Après six ans de mise en œuvre, seule une quarantaine de bureaux d’études, sur près de 200  détiennent la « certification LNE SSP ». Or les donneurs d’ordres exigent  de plus en plus cette « certification LNE SSP », même pour des prestations pour lesquelles elle n’est en rien obligatoire en France. L’UCIE estime que ” de nombreux professionnels qualifiés et d’expérience sont écartés en France des marchés d’études et de diagnostics de pollution des sols et des eaux souterraines, soit parce qu’ils travaillent au sein de structures unipersonnelles, soit parce que leur structure n’a pas les moyens financiers et humains pour obtenir cette certification de services très coûteuse, et parce qu’ils n’ont pas le choix de l’organisme qualifiant alors même que ce choix est un droit.”

Pour ces professionnels,  le préjudice est double.
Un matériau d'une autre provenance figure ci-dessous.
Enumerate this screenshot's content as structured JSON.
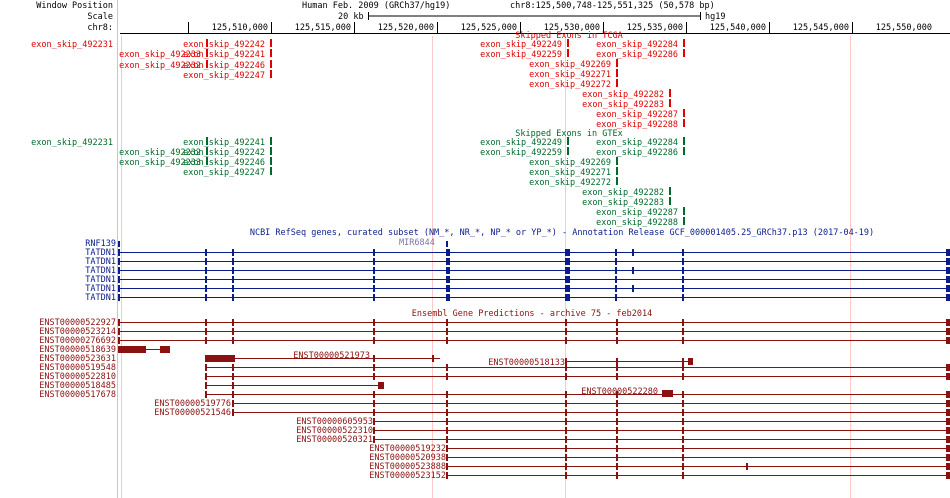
{
  "colors": {
    "red": "#e00000",
    "green": "#006a2a",
    "blue": "#0b1d8c",
    "ensembl": "#8b1010",
    "ruler": "#000000",
    "guide": "#ffc8c8",
    "header": "#000000"
  },
  "header": {
    "window_position_label": "Window Position",
    "scale_label": "Scale",
    "chrom_label": "chr8:",
    "assembly": "Human Feb. 2009 (GRCh37/hg19)",
    "position": "chr8:125,500,748-125,551,325 (50,578 bp)",
    "scale_value": "20 kb",
    "db": "hg19",
    "ticks": [
      "125,510,000",
      "125,515,000",
      "125,520,000",
      "125,525,000",
      "125,530,000",
      "125,535,000",
      "125,540,000",
      "125,545,000",
      "125,550,000"
    ]
  },
  "tracks": {
    "tcga": {
      "title": "Skipped Exons in TCGA",
      "left_label": "exon_skip_492231",
      "items": [
        "exon_skip_492233",
        "exon_skip_492232",
        "exon_skip_492242",
        "exon_skip_492241",
        "exon_skip_492246",
        "exon_skip_492247",
        "exon_skip_492249",
        "exon_skip_492259",
        "exon_skip_492284",
        "exon_skip_492286",
        "exon_skip_492269",
        "exon_skip_492271",
        "exon_skip_492272",
        "exon_skip_492282",
        "exon_skip_492283",
        "exon_skip_492287",
        "exon_skip_492288"
      ]
    },
    "gtex": {
      "title": "Skipped Exons in GTEx",
      "left_label": "exon_skip_492231",
      "items": [
        "exon_skip_492232",
        "exon_skip_492233",
        "exon_skip_492241",
        "exon_skip_492242",
        "exon_skip_492246",
        "exon_skip_492247",
        "exon_skip_492249",
        "exon_skip_492259",
        "exon_skip_492284",
        "exon_skip_492286",
        "exon_skip_492269",
        "exon_skip_492271",
        "exon_skip_492272",
        "exon_skip_492282",
        "exon_skip_492283",
        "exon_skip_492287",
        "exon_skip_492288"
      ]
    },
    "refseq": {
      "title": "NCBI RefSeq genes, curated subset (NM_*, NR_*, NP_* or YP_*) - Annotation Release GCF_000001405.25_GRCh37.p13 (2017-04-19)",
      "labels": [
        "RNF139",
        "TATDN1",
        "TATDN1",
        "TATDN1",
        "TATDN1",
        "TATDN1",
        "TATDN1"
      ],
      "mir_label": "MIR6844"
    },
    "ensembl": {
      "title": "Ensembl Gene Predictions - archive 75 - feb2014",
      "labels": [
        "ENST00000522927",
        "ENST00000523214",
        "ENST00000276692",
        "ENST00000518639",
        "ENST00000523631",
        "ENST00000519548",
        "ENST00000522810",
        "ENST00000518485",
        "ENST00000517678",
        "ENST00000519776",
        "ENST00000521546",
        "ENST00000605953",
        "ENST00000522310",
        "ENST00000520321",
        "ENST00000519232",
        "ENST00000520938",
        "ENST00000523888",
        "ENST00000523152"
      ],
      "inline_labels": [
        "ENST00000521973",
        "ENST00000518133",
        "ENST00000522280"
      ]
    }
  }
}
Il y a distorsion de concurrence puisque les pouvoirs publics empêchent tout recours à une qualification professionnelle autre que la certification « LNE SSP ». Il y a abus de position dominante du LNE qui pratique “une tarification totalement disproportionnée au regard de la taille des structures qui demandent la certification par obligation, sans pouvoir consulter un autre organisme que le LNE.

Un diktat du ministère

UCIE dénonce ce « diktat » du ministère de l’Environnement et du LNE, qui en définitive ne profite qu’aux seules entreprises les plus puissantes. L’UCIE demande “ au futur Président de la République une remise à plat de la politique nationale en matière de gestion de sites et sols pollués, ainsi que la fin des  privilèges accordés à certains organismes de contrôle et à certaines structures importantes via ce dispositif de certification de services « LNE SSP » que nous jugeons inadapté et inadéquat.”
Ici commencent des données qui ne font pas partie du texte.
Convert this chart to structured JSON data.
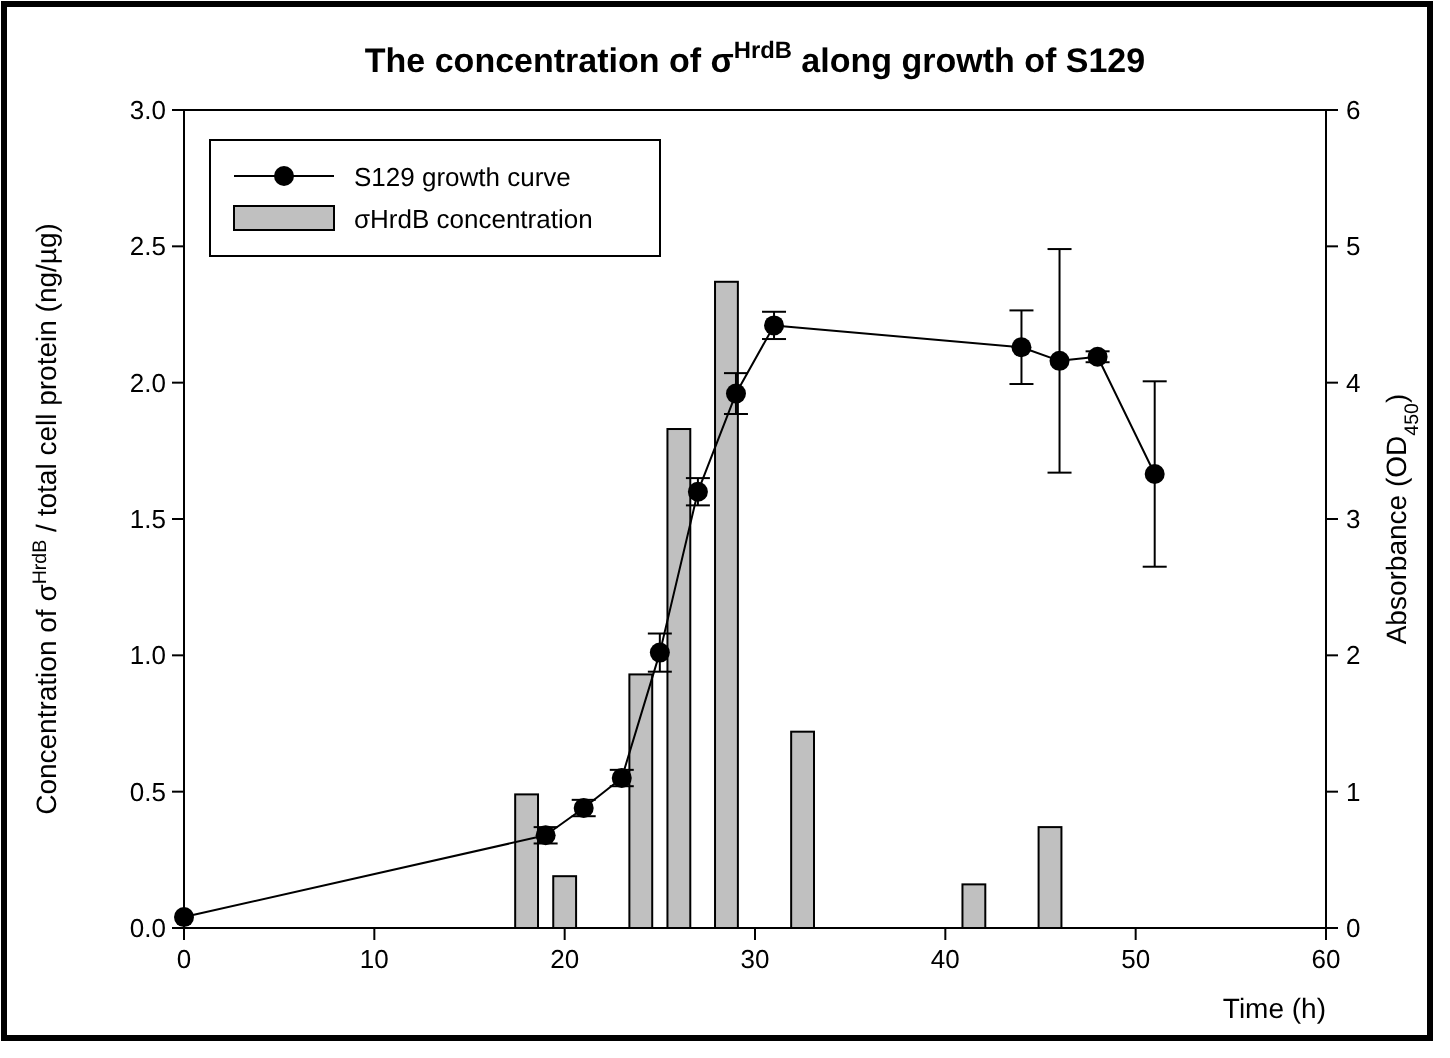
{
  "chart_data": {
    "type": "bar",
    "title": "The concentration of σ$^{HrdB}$ along growth of S129",
    "xlabel": "Time (h)",
    "ylabel": "Concentration of σ$^{HrdB}$ / total cell protein (ng/µg)",
    "y2label": "Absorbance (OD$_{450}$)",
    "xlim": [
      0,
      60
    ],
    "xticks": [
      0,
      10,
      20,
      30,
      40,
      50,
      60
    ],
    "ylim": [
      0,
      3
    ],
    "yticks": [
      {
        "value": 0,
        "label": "0.0"
      },
      {
        "value": 0.5,
        "label": "0.5"
      },
      {
        "value": 1,
        "label": "1.0"
      },
      {
        "value": 1.5,
        "label": "1.5"
      },
      {
        "value": 2,
        "label": "2.0"
      },
      {
        "value": 2.5,
        "label": "2.5"
      },
      {
        "value": 3,
        "label": "3.0"
      }
    ],
    "y2lim": [
      0,
      6
    ],
    "y2ticks": [
      0,
      1,
      2,
      3,
      4,
      5,
      6
    ],
    "legend": "top left",
    "grid": false,
    "series": [
      {
        "type": "line",
        "name": "S129 growth curve",
        "color": "#000000",
        "axis": "y2",
        "marker": "circle",
        "x": [
          0,
          19,
          21,
          23,
          25,
          27,
          29,
          31,
          44,
          46,
          48,
          51
        ],
        "values": [
          0.08,
          0.68,
          0.88,
          1.1,
          2.02,
          3.2,
          3.92,
          4.42,
          4.26,
          4.16,
          4.19,
          3.33
        ],
        "errors": [
          null,
          0.06,
          0.06,
          0.06,
          0.14,
          0.1,
          0.15,
          0.1,
          0.27,
          0.82,
          0.04,
          0.68
        ]
      },
      {
        "name": "σHrdB concentration",
        "color": "#c0c0c0",
        "x": [
          18,
          20,
          24,
          26,
          28.5,
          32.5,
          41.5,
          45.5
        ],
        "values": [
          0.49,
          0.19,
          0.93,
          1.83,
          2.37,
          0.72,
          0.16,
          0.37
        ]
      }
    ]
  }
}
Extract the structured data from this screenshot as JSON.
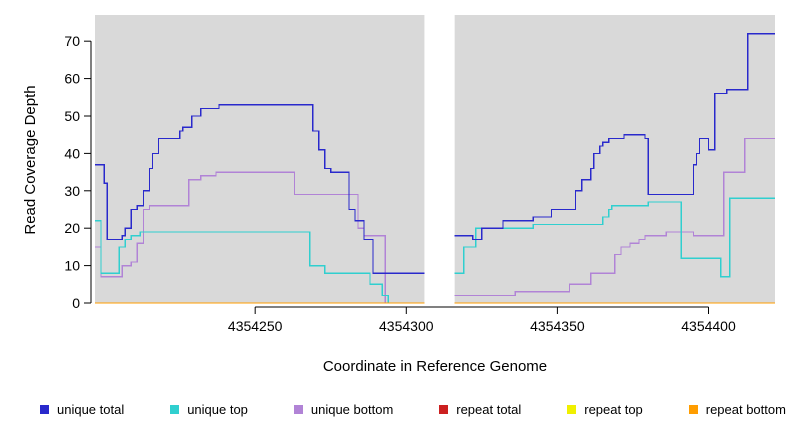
{
  "chart_data": {
    "type": "line",
    "subtype": "step",
    "title": "",
    "xlabel": "Coordinate in Reference Genome",
    "ylabel": "Read Coverage Depth",
    "xlim": [
      4354197,
      4354422
    ],
    "ylim": [
      0,
      77
    ],
    "x_ticks": [
      4354250,
      4354300,
      4354350,
      4354400
    ],
    "y_ticks": [
      0,
      10,
      20,
      30,
      40,
      50,
      60,
      70
    ],
    "plot_bg": "#d9d9d9",
    "gap_region": {
      "from": 4354306,
      "to": 4354316
    },
    "grid": false,
    "legend_position": "bottom",
    "legend": [
      {
        "label": "unique total",
        "color": "#2929cc"
      },
      {
        "label": "unique top",
        "color": "#30cfcf"
      },
      {
        "label": "unique bottom",
        "color": "#b183d6"
      },
      {
        "label": "repeat total",
        "color": "#cc2020"
      },
      {
        "label": "repeat top",
        "color": "#f0f000"
      },
      {
        "label": "repeat bottom",
        "color": "#ff9d00"
      }
    ],
    "series": [
      {
        "name": "repeat total",
        "color": "#cc2020",
        "segments": [
          [
            [
              4354197,
              0
            ],
            [
              4354306,
              0
            ]
          ],
          [
            [
              4354316,
              0
            ],
            [
              4354422,
              0
            ]
          ]
        ]
      },
      {
        "name": "repeat top",
        "color": "#f0f000",
        "segments": [
          [
            [
              4354197,
              0
            ],
            [
              4354306,
              0
            ]
          ],
          [
            [
              4354316,
              0
            ],
            [
              4354422,
              0
            ]
          ]
        ]
      },
      {
        "name": "unique bottom",
        "color": "#b183d6",
        "segments": [
          [
            [
              4354197,
              15
            ],
            [
              4354199,
              7
            ],
            [
              4354205,
              7
            ],
            [
              4354206,
              10
            ],
            [
              4354209,
              11
            ],
            [
              4354211,
              16
            ],
            [
              4354213,
              25
            ],
            [
              4354215,
              26
            ],
            [
              4354226,
              26
            ],
            [
              4354228,
              33
            ],
            [
              4354232,
              34
            ],
            [
              4354237,
              35
            ],
            [
              4354261,
              35
            ],
            [
              4354263,
              29
            ],
            [
              4354283,
              29
            ],
            [
              4354284,
              20
            ],
            [
              4354286,
              18
            ],
            [
              4354292,
              18
            ],
            [
              4354293,
              0
            ]
          ],
          [
            [
              4354316,
              2
            ],
            [
              4354335,
              2
            ],
            [
              4354336,
              3
            ],
            [
              4354353,
              3
            ],
            [
              4354354,
              5
            ],
            [
              4354360,
              5
            ],
            [
              4354361,
              8
            ],
            [
              4354368,
              8
            ],
            [
              4354369,
              13
            ],
            [
              4354371,
              15
            ],
            [
              4354374,
              16
            ],
            [
              4354377,
              17
            ],
            [
              4354379,
              18
            ],
            [
              4354385,
              18
            ],
            [
              4354386,
              19
            ],
            [
              4354394,
              19
            ],
            [
              4354395,
              18
            ],
            [
              4354404,
              18
            ],
            [
              4354405,
              35
            ],
            [
              4354411,
              35
            ],
            [
              4354412,
              44
            ],
            [
              4354422,
              44
            ]
          ]
        ]
      },
      {
        "name": "unique top",
        "color": "#30cfcf",
        "segments": [
          [
            [
              4354197,
              22
            ],
            [
              4354199,
              8
            ],
            [
              4354204,
              8
            ],
            [
              4354205,
              15
            ],
            [
              4354207,
              17
            ],
            [
              4354209,
              18
            ],
            [
              4354212,
              19
            ],
            [
              4354267,
              19
            ],
            [
              4354268,
              10
            ],
            [
              4354272,
              10
            ],
            [
              4354273,
              8
            ],
            [
              4354287,
              8
            ],
            [
              4354288,
              5
            ],
            [
              4354291,
              5
            ],
            [
              4354292,
              2
            ],
            [
              4354294,
              0
            ]
          ],
          [
            [
              4354316,
              8
            ],
            [
              4354318,
              8
            ],
            [
              4354319,
              15
            ],
            [
              4354322,
              15
            ],
            [
              4354323,
              20
            ],
            [
              4354341,
              20
            ],
            [
              4354342,
              21
            ],
            [
              4354364,
              21
            ],
            [
              4354365,
              23
            ],
            [
              4354367,
              25
            ],
            [
              4354368,
              26
            ],
            [
              4354379,
              26
            ],
            [
              4354380,
              27
            ],
            [
              4354390,
              27
            ],
            [
              4354391,
              12
            ],
            [
              4354403,
              12
            ],
            [
              4354404,
              7
            ],
            [
              4354406,
              7
            ],
            [
              4354407,
              28
            ],
            [
              4354422,
              28
            ]
          ]
        ]
      },
      {
        "name": "unique total",
        "color": "#2929cc",
        "segments": [
          [
            [
              4354197,
              37
            ],
            [
              4354200,
              32
            ],
            [
              4354201,
              17
            ],
            [
              4354205,
              17
            ],
            [
              4354206,
              18
            ],
            [
              4354207,
              20
            ],
            [
              4354209,
              25
            ],
            [
              4354211,
              26
            ],
            [
              4354213,
              30
            ],
            [
              4354215,
              36
            ],
            [
              4354216,
              40
            ],
            [
              4354218,
              44
            ],
            [
              4354223,
              44
            ],
            [
              4354225,
              46
            ],
            [
              4354226,
              47
            ],
            [
              4354229,
              50
            ],
            [
              4354232,
              52
            ],
            [
              4354237,
              52
            ],
            [
              4354238,
              53
            ],
            [
              4354268,
              53
            ],
            [
              4354269,
              46
            ],
            [
              4354271,
              41
            ],
            [
              4354273,
              36
            ],
            [
              4354275,
              35
            ],
            [
              4354280,
              35
            ],
            [
              4354281,
              25
            ],
            [
              4354283,
              22
            ],
            [
              4354285,
              22
            ],
            [
              4354286,
              17
            ],
            [
              4354288,
              17
            ],
            [
              4354289,
              8
            ],
            [
              4354306,
              8
            ]
          ],
          [
            [
              4354316,
              18
            ],
            [
              4354321,
              18
            ],
            [
              4354322,
              17
            ],
            [
              4354324,
              17
            ],
            [
              4354325,
              20
            ],
            [
              4354331,
              20
            ],
            [
              4354332,
              22
            ],
            [
              4354341,
              22
            ],
            [
              4354342,
              23
            ],
            [
              4354347,
              23
            ],
            [
              4354348,
              25
            ],
            [
              4354355,
              25
            ],
            [
              4354356,
              30
            ],
            [
              4354358,
              33
            ],
            [
              4354360,
              33
            ],
            [
              4354361,
              36
            ],
            [
              4354362,
              40
            ],
            [
              4354364,
              42
            ],
            [
              4354365,
              43
            ],
            [
              4354367,
              44
            ],
            [
              4354371,
              44
            ],
            [
              4354372,
              45
            ],
            [
              4354378,
              45
            ],
            [
              4354379,
              44
            ],
            [
              4354380,
              29
            ],
            [
              4354394,
              29
            ],
            [
              4354395,
              37
            ],
            [
              4354396,
              40
            ],
            [
              4354397,
              44
            ],
            [
              4354399,
              44
            ],
            [
              4354400,
              41
            ],
            [
              4354402,
              56
            ],
            [
              4354405,
              56
            ],
            [
              4354406,
              57
            ],
            [
              4354412,
              57
            ],
            [
              4354413,
              72
            ],
            [
              4354422,
              72
            ]
          ]
        ]
      },
      {
        "name": "repeat bottom",
        "color": "#ff9d00",
        "segments": [
          [
            [
              4354197,
              0
            ],
            [
              4354306,
              0
            ]
          ],
          [
            [
              4354316,
              0
            ],
            [
              4354422,
              0
            ]
          ]
        ]
      }
    ]
  }
}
Le futur Président de la République devra s’engager à abroger l’article 173 de la Loi ALUR et le Décret SIS-ATTES d’octobre 2015. Il devra s’engager à simplifier les méthodologies en matière de gestion de sites et sols pollués et  la norme AFNOR X31-620.  L’Etat devra mettre en place un ” dispositif de suivi et de reconnaissance des prestations du domaine de la caractérisation et de la gestion des sites et sols pollués accessible à tout impétrant formé à ces métiers, sous condition bien entendu d’expériences et de références associées  à des coûts raisonnable.”

L’UCIE demande l’élaboration d’un référentiel national orienté « métiers » qui pourra être utilisé pour la mise en place de reconnaissances professionnelles en gestion des sites et sols pollués, adaptées aux prestations fournies. Le but : que les prestataires désirant obtenir une reconnaissance professionnelle puissent avoir le choix entre au moins trois organismes qualifiants différents, reconnus et indépendants, et cela en accord avec le droit de la concurrence.